1 butternut squash, peeled & cubed
1 eggplant, cubed
3 garlic cloves, minced
1 tablespoon vegetable oil
1/2 lb chicken breast, cubed
14 ounces coconut milk
1/2 cup plus 1/4 cup water, divided
2 tablespoons fish sauce
1 tablespoon sugar
2 tablespoon yellow curry powder
2 teaspoons cornstarch
1 teaspoon ground cardamom
1 1/2 teaspoon dried basil
2 teaspoons hot chili sauce
Kosher salt
1. Add vegetable oil to a hot pan. Slide in garlic.

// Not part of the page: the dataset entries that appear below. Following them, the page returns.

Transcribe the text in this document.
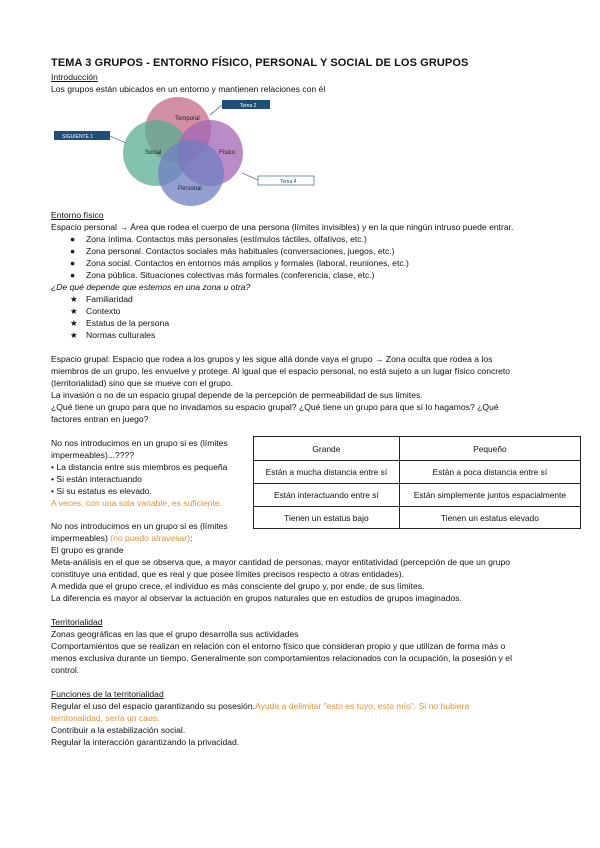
TEMA 3 GRUPOS - ENTORNO FÍSICO, PERSONAL Y SOCIAL DE LOS GRUPOS
Introducción
Los grupos están ubicados en un entorno y mantienen relaciones con él
Temporal
Social	Físico
Personal
Tema 2
SIGUIENTE 1
Tema 4
Entorno físico
Espacio personal → Área que rodea el cuerpo de una persona (límites invisibles) y en la que ningún intruso puede entrar.
● Zona íntima. Contactos más personales (estímulos táctiles, olfativos, etc.)
● Zona personal. Contactos sociales más habituales (conversaciones, juegos, etc.)
● Zona social. Contactos en entornos más amplios y formales (laboral, reuniones, etc.)
● Zona pública. Situaciones colectivas más formales (conferencia, clase, etc.)
¿De qué depende que estemos en una zona u otra?
★ Familiaridad
★ Contexto
★ Estatus de la persona
★ Normas culturales
Espacio grupal: Espacio que rodea a los grupos y les sigue allá donde vaya el grupo → Zona oculta que rodea a los
miembros de un grupo, les envuelve y protege. Al igual que el espacio personal, no está sujeto a un lugar físico concreto
(territorialidad) sino que se mueve con el grupo.
La invasión o no de un espacio grupal depende de la percepción de permeabilidad de sus límites.
¿Qué tiene un grupo para que no invadamos su espacio grupal? ¿Qué tiene un grupo para que sí lo hagamos? ¿Qué
factores entran en juego?
No nos introducimos en un grupo si es (límites
impermeables)...????
• La distancia entre sus miembros es pequeña
• Si están interactuando
• Si su estatus es elevado.
A veces, con una sola variable, es suficiente.
No nos introducimos en un grupo si es (límites
impermeables) (no puedo atravesar):
El grupo es grande
Grande	Pequeño
Están a mucha distancia entre sí	Están a poca distancia entre sí
Están interactuando entre sí	Están simplemente juntos espacialmente
Tienen un estatus bajo	Tienen un estatus elevado
Meta-análisis en el que se observa que, a mayor cantidad de personas, mayor entitatividad (percepción de que un grupo
constituye una entidad, que es real y que posee límites precisos respecto a otras entidades).
A medida que el grupo crece, el individuo es más consciente del grupo y, por ende, de sus límites.
La diferencia es mayor al observar la actuación en grupos naturales que en estudios de grupos imaginados.
Territorialidad
Zonas geográficas en las que el grupo desarrolla sus actividades
Comportamientos que se realizan en relación con el entorno físico que consideran propio y que utilizan de forma más o
menos exclusiva durante un tiempo. Generalmente son comportamientos relacionados con la ocupación, la posesión y el
control.
Funciones de la territorialidad
Regular el uso del espacio garantizando su posesión.Ayuda a delimitar "esto es tuyo, esto mío". Si no hubiera
territorialidad, sería un caos.
Contribuir a la estabilización social.
Regular la interacción garantizando la privacidad.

Once it sizzles, add chicken and cook halfway through, approximately 3-6 minutes.
2. In a small bowl, thoroughly mix coconut milk with fish sauce, hot chili sauce, 1/2 cup water, curry, cardamom, sugar and dried basil. Add to the chicken and garlic.
3. Immediately throw in the butternut squash and eggplant and simmer covered until veggies soften, approximately 7 -10 minutes.
4. In a small bowl, stir water into cornstarch and pour into curry mixture. Cook another 5-7 minutes.
5. Remove from heat and let sit for 5-10 minutes. Sauce will continue to thicken. Sprinkle with salt to taste before serving.